While the family had plans for a funeral service in New York, where most of them live, we wanted to memorialize him as well. So a couple of weeks later we held our own memorial service for him at the house that included shelter guests and residents of the house. We all enjoyed sharing stories about Howard, reading scripture, and afterwards sharing a pizza lunch. It helped to bring closure and to bring us closer together.
But “burying the dead” didn’t end there. While the family took some valued possessions of Howard’s and started the process of cleaning his room, it was left to me to finish clearing and cleaning his room in preparation of a new person moving into the room. Usually when someone moves out it’s a fairly simple process: clear and clean the room, then move in the next resident. this time it was a bit more complicated. I felt it important to move Roger into Howard’s old room, as it was closer to the bathroom and smoking porch and, more importantly, didn’t have any steps asRoger can barely walk. So after clearing and cleaning Howard’s room we had the “joy” of also moving, clearing, cleaning, and painting Roger’s old room. After moving Roger we then moved Jane and Bill, a couple that lived upstairs, into Roger’s old room as it gave them more space. Finally, I could move a new resident into their old room. PHEW!

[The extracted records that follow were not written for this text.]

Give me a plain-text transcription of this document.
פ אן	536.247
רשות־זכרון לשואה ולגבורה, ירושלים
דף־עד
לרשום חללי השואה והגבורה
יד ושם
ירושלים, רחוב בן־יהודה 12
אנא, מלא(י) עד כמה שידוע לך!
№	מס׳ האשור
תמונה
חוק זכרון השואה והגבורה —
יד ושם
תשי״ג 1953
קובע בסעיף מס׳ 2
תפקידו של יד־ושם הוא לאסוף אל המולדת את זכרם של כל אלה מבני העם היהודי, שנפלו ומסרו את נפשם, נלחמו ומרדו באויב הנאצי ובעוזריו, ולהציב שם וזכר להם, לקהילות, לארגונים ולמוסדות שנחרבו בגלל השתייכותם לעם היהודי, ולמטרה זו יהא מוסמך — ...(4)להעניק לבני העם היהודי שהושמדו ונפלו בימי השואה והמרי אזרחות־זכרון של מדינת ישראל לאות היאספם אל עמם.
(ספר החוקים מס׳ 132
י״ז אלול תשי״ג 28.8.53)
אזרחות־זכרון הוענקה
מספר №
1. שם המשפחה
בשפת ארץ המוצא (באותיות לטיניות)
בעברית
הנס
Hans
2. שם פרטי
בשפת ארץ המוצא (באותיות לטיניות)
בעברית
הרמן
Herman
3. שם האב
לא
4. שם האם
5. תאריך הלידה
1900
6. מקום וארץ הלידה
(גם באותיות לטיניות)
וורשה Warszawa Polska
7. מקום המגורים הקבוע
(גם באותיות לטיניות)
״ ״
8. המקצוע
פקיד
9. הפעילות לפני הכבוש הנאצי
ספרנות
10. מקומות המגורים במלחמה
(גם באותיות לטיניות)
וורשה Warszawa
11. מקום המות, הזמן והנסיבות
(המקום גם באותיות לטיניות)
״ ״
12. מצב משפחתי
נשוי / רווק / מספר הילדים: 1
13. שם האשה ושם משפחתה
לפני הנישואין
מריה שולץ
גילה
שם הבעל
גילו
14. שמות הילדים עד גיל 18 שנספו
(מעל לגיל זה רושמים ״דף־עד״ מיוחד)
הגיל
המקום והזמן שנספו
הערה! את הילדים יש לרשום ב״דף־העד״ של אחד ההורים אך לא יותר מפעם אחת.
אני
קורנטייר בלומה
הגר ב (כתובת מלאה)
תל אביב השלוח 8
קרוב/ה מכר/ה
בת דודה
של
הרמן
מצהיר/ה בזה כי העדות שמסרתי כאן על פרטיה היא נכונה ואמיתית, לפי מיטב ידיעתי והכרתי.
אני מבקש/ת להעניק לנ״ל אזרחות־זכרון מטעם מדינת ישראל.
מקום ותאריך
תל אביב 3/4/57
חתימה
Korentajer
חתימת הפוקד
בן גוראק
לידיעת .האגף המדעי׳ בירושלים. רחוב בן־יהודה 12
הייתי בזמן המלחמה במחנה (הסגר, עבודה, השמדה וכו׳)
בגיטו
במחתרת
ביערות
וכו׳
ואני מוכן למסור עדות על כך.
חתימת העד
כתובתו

As this story shows the practice of the Works of Mercy, while usually listed separately, are in reality often combined. Not only were we “burying the dead” (Howard), but caring for the sick (Roger), and housing the homeless (maintaining and preparing rooms for old and new residents).
We are so blessed at Catholic Worker Hospitality House in our work of daily practicing the Works of Mercy. We touch other people’s lives and they touch ours. Even in death there is much life. And in the process we are able to live out and spread the Love of God in the world, not with words but by our actions. But we do not do this alone, we thank you for all your help in making this possible and hope that you will continue helping and joining us in the daily practice of the Works of Mercy.
In Christ’s Peace,
For all of us at
Catholic Worker Hospitality House
As I was about to mail out this letter we experienced another death at Catholic Worker Hospitality House. On a Thursday evening Gary, a long-time dining room guest died just outside the shelter. Debbie, who was working the shelter that night, had been informed by another guest that Gary was sitting in the plaza of St. Bruno’s Church and looking quite ill. She went out to check on him. He refused her offer to call an ambulance, but did ask for food, which she brought. When I stopped by 20 minutes later to check on him he was dead. The above letter talked about what a “nice” death Howard had; Gary’s on the other hand was tragic. He was over thirty years younger than Howard, had clearly just been released from the hospital (he was wearing scrubs and had a hospital wristband), and there was an empty vodka bottle next to him. Gary had long struggled with his alcohol use and it finally caught up to him. Please join us in keeping Gary in our prayers.